Anyway, I emailed Tom and asked him directly and got this reply:
Quote:John Kemeny and I wanted to get away from the computer jargon, even as it existed in 1963-64.
For example, login and logout. Off hand, I don't recall other terms, but the jargon seemed to have been
invented to make computing seem mysterious, and its pursuers, geniuses.
We wanted to have our computer commands be ordinary words that everyone would understand,
even first time users without benefit of a course. Thus, HELLO and GOODBYE, or BYE.
If one wanted to create a new program, what better command than NEW. Otherwise, if the
program already existed in ones directory, OLD seemed better than any other descriptor.
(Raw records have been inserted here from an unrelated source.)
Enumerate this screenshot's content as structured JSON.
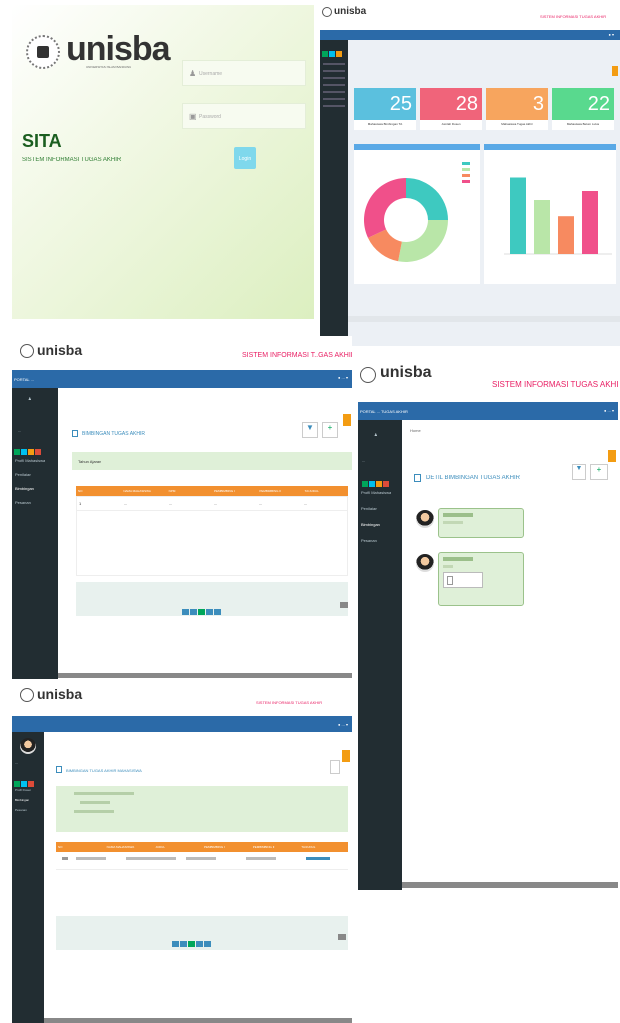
{
  "login": {
    "logo_text": "unisba",
    "logo_sub": "UNIVERSITAS ISLAM BANDUNG",
    "app_name": "SITA",
    "app_full": "SISTEM INFORMASI TUGAS AKHIR",
    "username_placeholder": "Username",
    "password_placeholder": "Password",
    "login_button": "Login"
  },
  "dashboard": {
    "logo_text": "unisba",
    "header_title": "SISTEM INFORMASI TUGAS AKHIR",
    "cards": [
      {
        "value": "25",
        "label": "Mahasiswa Bimbingan TA",
        "color": "#5bc0de"
      },
      {
        "value": "28",
        "label": "Jumlah Dosen",
        "color": "#f0647a"
      },
      {
        "value": "3",
        "label": "Mahasiswa Tugas Akhir",
        "color": "#f7a55e"
      },
      {
        "value": "22",
        "label": "Mahasiswa Belum Lulus",
        "color": "#59d98e"
      }
    ],
    "donut_segments": [
      {
        "value": 25,
        "color": "#3ec9c0"
      },
      {
        "value": 28,
        "color": "#b9e6a8"
      },
      {
        "value": 15,
        "color": "#f78a60"
      },
      {
        "value": 32,
        "color": "#f0508a"
      }
    ],
    "legend_colors": [
      "#3ec9c0",
      "#b9e6a8",
      "#f78a60",
      "#f0508a"
    ],
    "bars": [
      {
        "value": 0.85,
        "color": "#3ec9c0"
      },
      {
        "value": 0.6,
        "color": "#b9e6a8"
      },
      {
        "value": 0.42,
        "color": "#f78a60"
      },
      {
        "value": 0.7,
        "color": "#f0508a"
      }
    ]
  },
  "list_page": {
    "logo_text": "unisba",
    "header_title": "SISTEM INFORMASI T..GAS AKHIR",
    "portal_label": "PORTAL ...",
    "page_title": "BIMBINGAN TUGAS AKHIR",
    "filter_label": "Tahun Ajaran",
    "sidebar_items": [
      "Profil Mahasiswa",
      "Penilaian",
      "Bimbingan",
      "Pesanan"
    ],
    "columns": [
      "NO",
      "NAMA MAHASISWA",
      "NPM",
      "PEMBIMBING I",
      "PEMBIMBING II",
      "TA/JUDUL"
    ],
    "rows": [
      [
        "1",
        "...",
        "...",
        "...",
        "...",
        "..."
      ]
    ]
  },
  "chat_page": {
    "logo_text": "unisba",
    "header_title": "SISTEM INFORMASI TUGAS AKHIR",
    "portal_label": "PORTAL ... TUGAS AKHIR",
    "page_title": "DETIL BIMBINGAN TUGAS AKHIR",
    "sidebar_items": [
      "Profil Mahasiswa",
      "Penilaian",
      "Bimbingan",
      "Pesanan"
    ],
    "home_label": "Home"
  },
  "detail_page": {
    "logo_text": "unisba",
    "header_title": "SISTEM INFORMASI TUGAS AKHIR",
    "page_title": "BIMBINGAN TUGAS AKHIR MAHASISWA",
    "columns": [
      "NO",
      "NAMA MAHASISWA",
      "JUDUL",
      "PEMBIMBING I",
      "PEMBIMBING II",
      "TA/JUDUL"
    ],
    "sidebar_items": [
      "Profil Dosen",
      "Bimbingan",
      "Pesanan"
    ]
  }
}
LIST and RUN followed more or less naturally. Some of the others -- well, to list all the files
in your personal directory, we settled on CATALOG.
BASIC was, and still is in my estimation, the only computer language designed for use by
non-specialists. E.g., a number is a number ... What difference does it make to the casual
usual that, internally, integers yield fast arithmetic that floating point numbers. (Furthermore,
it is the most unusual program where such a difference might be important -- in no program
I ever wrote in my life would it have made the slightest difference. In fact, the opposite
may be true, if one counts program development time in addition to computer run time.)
As far as I can recall, we did not borrow ANY of the commands from "older" languages.
A long answer to a short question.
Regards,
Tom
BTW, BASIC at Dartmouth saw "the light of day" on May 1, 1964. It was made available to
all faculty in June of 1964, and to several nearby high schools in September, 1964.